Wird ein Schlaganfall schnell erkannt und ebenso schnell in der Klinik behandelt, sind die Chancen groß, dass schwere Behinderungen minimiert werden können. Rund 7 Prozent der Schlaganfallpatienten versterben in den ersten 30 Tagen nach dem Notfall, rund 40 Prozent der Überlebenden sind schwerbehindert. Foto: Tunatura/stock.adobe.com

Schlaganfälle: Akutbehandlung top, Nachsorge teilweise ein Flop

Ein Schlaganfall verändert alles: Das Leben der Betroffenen und ihrer Angehörigen. Zwar ist es in der Vergangenheit gelungen, die Sterblichkeit nach einem Hirninfarkt zu reduzieren. Aber bei der Nachsorge ist noch viel Luft nach oben.

Das zeigt ein Blick auf die spastische Bewegungsstörung (SMD), die bis zu 43 Prozent der Patienten nach einem Schlaganfall entwickeln. Doch die Möglichkeiten der modernen Medizin kommen nur bei einem Bruchteil von ihnen an.
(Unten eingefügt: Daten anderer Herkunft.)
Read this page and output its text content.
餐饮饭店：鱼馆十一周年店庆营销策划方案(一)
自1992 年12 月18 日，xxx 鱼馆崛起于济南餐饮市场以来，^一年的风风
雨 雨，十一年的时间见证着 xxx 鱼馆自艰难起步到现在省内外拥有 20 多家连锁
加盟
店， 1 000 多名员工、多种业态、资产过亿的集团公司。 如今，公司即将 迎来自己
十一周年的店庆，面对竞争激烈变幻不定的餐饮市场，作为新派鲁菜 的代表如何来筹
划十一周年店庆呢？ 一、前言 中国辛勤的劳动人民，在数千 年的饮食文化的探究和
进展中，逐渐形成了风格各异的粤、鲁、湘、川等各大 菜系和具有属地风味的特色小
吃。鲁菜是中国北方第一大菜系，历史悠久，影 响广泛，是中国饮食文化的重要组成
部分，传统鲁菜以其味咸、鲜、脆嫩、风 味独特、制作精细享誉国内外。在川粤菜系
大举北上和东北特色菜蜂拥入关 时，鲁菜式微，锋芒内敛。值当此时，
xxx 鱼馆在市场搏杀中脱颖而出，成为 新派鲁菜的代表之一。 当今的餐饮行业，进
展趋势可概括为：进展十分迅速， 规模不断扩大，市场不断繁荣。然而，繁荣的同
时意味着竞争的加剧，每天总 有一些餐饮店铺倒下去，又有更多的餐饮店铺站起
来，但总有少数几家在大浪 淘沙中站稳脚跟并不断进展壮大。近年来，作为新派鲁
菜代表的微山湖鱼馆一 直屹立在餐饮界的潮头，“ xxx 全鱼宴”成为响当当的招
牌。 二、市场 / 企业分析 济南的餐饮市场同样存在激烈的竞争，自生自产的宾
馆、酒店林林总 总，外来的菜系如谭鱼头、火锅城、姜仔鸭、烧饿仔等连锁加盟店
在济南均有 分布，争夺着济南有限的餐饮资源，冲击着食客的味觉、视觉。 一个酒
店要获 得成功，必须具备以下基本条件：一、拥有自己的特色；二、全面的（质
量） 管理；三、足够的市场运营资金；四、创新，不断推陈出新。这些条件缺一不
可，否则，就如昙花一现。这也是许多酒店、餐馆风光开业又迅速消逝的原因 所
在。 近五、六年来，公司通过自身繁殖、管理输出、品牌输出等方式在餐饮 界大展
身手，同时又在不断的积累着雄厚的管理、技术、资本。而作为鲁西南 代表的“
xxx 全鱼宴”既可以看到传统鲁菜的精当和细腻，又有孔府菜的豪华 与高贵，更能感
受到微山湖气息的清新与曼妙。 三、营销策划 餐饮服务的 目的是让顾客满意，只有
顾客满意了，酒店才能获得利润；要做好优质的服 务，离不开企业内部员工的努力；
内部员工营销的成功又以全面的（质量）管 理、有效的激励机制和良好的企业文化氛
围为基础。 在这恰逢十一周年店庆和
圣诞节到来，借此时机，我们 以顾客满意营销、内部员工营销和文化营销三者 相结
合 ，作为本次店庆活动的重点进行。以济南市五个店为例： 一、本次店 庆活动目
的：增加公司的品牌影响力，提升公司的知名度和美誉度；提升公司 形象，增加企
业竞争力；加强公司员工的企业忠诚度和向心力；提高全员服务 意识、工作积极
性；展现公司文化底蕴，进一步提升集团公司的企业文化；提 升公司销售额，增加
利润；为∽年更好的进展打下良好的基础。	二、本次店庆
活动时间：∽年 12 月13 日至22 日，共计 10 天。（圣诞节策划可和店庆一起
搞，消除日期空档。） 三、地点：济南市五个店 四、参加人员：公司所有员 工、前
Deutsche Stroke Units arbeiten gut

Nein, zu meckern gibt es da erstmal wenig: Der Report „Burden of Stroke in Europe“ zur Krankheitslast des Schlaganfalls ist zwar nicht mehr ganz frisch (2017), aber er zeigt:

  • Die Todesfallraten aufgrund von Schlaganfall sind in Europa in den vergangenen Jahren gesunken.
  • Deutschland steht im Vergleich zu den 35 untersuchten europäischen Ländern gut da – das gilt vor allem für die Akutversorgung.
  • Aber: Als Folge der alternden Gesellschaft wird damit gerechnet, dass die Betroffenen-Zahlen bis 2035 um rund ein Drittel steigen könnten.

In der schnellen Behandlung von Schlaganfällen ist Deutschland gut. Ist der Hirnschlag erstmal da, ist Zeit nicht die halbe, sondern eigentlich die ganze Miete: „Time is brain“, sagen die Experten; je schneller die Akuttherapie, desto größer ist die Chance der Betroffenen, sich wieder zu erholen. Über die Jahre wurde in Deutschland ein Netz sogenannter Stroke Units (Schlaganfall-Stationen) aufgebaut. Das sind spezialisierte Zentren; 338 gibt es davon. Sie machen einen guten Job.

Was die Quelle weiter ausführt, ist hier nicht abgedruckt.